While I was in grad. school, I spent a number of months trying to generalize Goda, Scharlemann and Thompson’s result about leveling unknotting tunnels  (see a previous post as well) to toroidal bridge positions. Their result says that given a tunnel-number-one knot in minimal bridge position with respect to a sphere, one can isotope any unknotting tunnel (possibly sliding the endpoints past each other) into a level sphere, without increasing the bridge number of the knot. (Since the unknotting tunnel is just an arc, it can always by isotoped into a given surface. However, since its endpoints are attached to the knot, the isotopy may make the knot more complicated with respect to the surface.)

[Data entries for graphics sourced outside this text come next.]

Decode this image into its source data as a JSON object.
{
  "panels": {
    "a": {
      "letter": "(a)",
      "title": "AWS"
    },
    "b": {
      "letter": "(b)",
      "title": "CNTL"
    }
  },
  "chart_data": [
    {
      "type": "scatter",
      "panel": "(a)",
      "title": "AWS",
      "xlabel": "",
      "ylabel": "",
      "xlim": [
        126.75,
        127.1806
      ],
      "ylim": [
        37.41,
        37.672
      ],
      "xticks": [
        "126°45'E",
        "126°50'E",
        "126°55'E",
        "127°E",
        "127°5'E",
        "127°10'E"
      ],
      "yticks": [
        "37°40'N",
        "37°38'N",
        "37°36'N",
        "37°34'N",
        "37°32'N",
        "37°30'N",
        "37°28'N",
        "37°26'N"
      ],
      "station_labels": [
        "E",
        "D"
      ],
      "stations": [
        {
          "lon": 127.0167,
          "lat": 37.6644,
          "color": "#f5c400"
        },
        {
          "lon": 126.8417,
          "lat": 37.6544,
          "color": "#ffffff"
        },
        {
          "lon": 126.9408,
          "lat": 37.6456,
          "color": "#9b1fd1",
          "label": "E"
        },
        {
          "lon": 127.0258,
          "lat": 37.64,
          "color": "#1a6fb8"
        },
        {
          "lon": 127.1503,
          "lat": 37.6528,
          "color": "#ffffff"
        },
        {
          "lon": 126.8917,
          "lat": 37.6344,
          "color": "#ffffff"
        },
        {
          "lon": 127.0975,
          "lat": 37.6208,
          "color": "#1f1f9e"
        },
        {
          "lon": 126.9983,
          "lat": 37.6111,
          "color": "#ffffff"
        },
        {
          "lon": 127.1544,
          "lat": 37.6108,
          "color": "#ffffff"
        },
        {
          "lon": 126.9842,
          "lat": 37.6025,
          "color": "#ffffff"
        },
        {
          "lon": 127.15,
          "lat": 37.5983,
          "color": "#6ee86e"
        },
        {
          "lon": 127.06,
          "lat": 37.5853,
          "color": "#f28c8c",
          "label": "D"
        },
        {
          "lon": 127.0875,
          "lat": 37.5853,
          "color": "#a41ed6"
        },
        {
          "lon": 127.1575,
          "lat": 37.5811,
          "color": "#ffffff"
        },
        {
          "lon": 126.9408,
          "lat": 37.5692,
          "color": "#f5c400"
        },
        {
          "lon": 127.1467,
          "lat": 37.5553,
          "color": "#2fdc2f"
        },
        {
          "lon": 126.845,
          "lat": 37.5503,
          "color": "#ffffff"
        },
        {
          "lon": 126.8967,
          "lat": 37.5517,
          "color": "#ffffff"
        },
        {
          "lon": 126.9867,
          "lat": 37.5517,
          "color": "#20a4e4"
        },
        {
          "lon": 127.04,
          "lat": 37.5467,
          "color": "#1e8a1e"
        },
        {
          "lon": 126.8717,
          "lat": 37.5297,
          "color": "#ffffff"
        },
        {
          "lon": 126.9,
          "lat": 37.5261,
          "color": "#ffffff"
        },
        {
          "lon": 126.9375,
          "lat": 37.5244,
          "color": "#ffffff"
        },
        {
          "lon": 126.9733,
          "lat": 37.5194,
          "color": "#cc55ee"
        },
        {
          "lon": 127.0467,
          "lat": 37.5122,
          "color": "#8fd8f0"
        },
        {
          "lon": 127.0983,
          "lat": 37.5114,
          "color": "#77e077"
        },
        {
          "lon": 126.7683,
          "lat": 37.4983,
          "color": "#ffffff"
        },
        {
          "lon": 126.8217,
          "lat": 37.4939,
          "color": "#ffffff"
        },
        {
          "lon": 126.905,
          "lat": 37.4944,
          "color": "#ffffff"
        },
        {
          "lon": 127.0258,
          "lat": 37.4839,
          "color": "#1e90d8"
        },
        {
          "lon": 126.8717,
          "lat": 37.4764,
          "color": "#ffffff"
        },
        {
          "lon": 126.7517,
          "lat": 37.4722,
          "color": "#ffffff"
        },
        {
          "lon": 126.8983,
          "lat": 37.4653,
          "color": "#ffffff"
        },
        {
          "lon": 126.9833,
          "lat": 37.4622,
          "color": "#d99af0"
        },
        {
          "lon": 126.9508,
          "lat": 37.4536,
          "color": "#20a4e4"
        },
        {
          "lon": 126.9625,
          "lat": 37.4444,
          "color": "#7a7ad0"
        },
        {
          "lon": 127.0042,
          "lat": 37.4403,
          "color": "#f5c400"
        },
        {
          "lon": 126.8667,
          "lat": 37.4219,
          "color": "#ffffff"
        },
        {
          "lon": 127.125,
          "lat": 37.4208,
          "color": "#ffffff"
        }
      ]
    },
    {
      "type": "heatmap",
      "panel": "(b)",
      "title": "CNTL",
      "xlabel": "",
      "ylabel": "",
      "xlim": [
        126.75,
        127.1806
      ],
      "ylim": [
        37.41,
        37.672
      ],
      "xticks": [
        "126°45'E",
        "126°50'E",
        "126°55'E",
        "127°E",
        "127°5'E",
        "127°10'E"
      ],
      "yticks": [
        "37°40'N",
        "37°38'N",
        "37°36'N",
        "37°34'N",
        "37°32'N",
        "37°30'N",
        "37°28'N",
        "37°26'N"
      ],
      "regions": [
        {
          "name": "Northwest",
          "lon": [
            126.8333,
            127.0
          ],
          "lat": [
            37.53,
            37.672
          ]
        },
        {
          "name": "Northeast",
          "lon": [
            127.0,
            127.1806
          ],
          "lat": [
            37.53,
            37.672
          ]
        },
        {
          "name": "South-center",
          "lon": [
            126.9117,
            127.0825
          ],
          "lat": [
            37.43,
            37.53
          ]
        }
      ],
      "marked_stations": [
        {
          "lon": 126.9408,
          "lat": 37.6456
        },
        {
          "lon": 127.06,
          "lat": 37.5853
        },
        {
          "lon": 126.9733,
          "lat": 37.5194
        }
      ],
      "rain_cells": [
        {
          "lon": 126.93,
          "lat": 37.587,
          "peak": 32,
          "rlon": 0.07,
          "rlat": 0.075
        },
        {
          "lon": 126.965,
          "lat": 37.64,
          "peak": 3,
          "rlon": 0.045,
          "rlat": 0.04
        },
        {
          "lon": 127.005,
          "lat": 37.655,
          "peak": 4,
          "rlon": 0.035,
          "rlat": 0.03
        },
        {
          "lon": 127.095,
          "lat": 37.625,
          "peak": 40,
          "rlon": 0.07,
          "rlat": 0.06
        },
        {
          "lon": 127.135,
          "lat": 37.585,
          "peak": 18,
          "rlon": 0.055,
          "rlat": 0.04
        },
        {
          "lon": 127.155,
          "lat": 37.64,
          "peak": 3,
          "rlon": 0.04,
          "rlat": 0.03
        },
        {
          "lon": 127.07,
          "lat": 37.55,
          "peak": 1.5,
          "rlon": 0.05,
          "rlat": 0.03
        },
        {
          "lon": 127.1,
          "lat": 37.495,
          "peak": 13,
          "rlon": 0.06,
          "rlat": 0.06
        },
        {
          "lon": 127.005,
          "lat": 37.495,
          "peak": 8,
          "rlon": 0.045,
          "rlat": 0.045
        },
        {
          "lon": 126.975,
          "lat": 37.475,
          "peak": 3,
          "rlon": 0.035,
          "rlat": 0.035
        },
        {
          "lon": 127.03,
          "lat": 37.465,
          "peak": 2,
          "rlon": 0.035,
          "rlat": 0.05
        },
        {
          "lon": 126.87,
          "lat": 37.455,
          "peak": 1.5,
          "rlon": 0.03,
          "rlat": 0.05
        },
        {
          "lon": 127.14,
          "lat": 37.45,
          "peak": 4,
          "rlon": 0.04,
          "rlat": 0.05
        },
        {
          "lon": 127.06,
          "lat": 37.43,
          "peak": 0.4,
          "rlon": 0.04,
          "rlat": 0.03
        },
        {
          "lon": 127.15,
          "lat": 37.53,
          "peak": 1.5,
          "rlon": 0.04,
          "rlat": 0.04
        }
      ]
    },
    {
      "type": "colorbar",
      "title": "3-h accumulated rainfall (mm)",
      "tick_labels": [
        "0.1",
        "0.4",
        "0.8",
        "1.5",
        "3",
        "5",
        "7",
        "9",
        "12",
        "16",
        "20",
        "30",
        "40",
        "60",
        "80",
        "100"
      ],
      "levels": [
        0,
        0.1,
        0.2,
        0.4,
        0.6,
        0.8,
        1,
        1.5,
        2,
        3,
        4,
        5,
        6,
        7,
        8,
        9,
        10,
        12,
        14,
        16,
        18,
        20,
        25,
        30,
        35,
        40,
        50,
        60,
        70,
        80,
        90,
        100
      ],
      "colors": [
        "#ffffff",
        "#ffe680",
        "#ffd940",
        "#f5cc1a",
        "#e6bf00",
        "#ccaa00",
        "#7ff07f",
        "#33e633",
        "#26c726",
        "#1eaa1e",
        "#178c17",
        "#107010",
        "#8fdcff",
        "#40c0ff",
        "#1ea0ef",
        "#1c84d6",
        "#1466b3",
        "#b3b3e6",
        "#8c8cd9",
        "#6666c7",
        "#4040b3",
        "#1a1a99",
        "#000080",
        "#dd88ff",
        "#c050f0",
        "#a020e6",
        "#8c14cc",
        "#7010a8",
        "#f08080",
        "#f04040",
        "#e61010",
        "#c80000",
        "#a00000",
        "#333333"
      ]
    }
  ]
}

One can also consider bridge positions with respect to an unknotted torus in the 3-sphere and ask whether an unknottting tunnel can be isotoped into a level torus, again without increasing the toroidal bridge number. I started thinking about this as a way to bound the bridge number in terms of the distance in the curve complex defined by a meridian of the unknotting tunnel. It turns out there is an easier way to do this using work of Tomova. (See Moriah-Minsky-Schleimer and J.-Thompson.) However, the question of leveling an unknotting tunnel into a level torus remains open. A positive answer should, for example, lead to a classification of unknotting tunnels of (1,1) knots (knots that are one bridge with respect to an unknotted torus) and perhaps other applications.
The most obvious approach to the problem is to look at a compressing disk for the complement of the knot union tunnel (by definition this is a handlebody) and look for disjoint upper and lower disks that determine a way to reduce the bridge number of the tunnel. This is roughly the idea in Goda, Scharlemann and Thompson’s proof, though they have a lot more machinery for dealing with bridge/thin position. (In particular, they use the fact that thin position is bridge position for tunnel-number-one knots.) I can tell you from experience that this approach gets bogged down very quickly for toroidal bridge position, though perhaps with some clever new ideas it could work.
[ 1] H. Goda, M. Scharlemann, and A. Thompson. Leveling an unknotting tunnel. Geometry and Topology, 4:243–275, 2000. ArXiv:math.GT/9910099.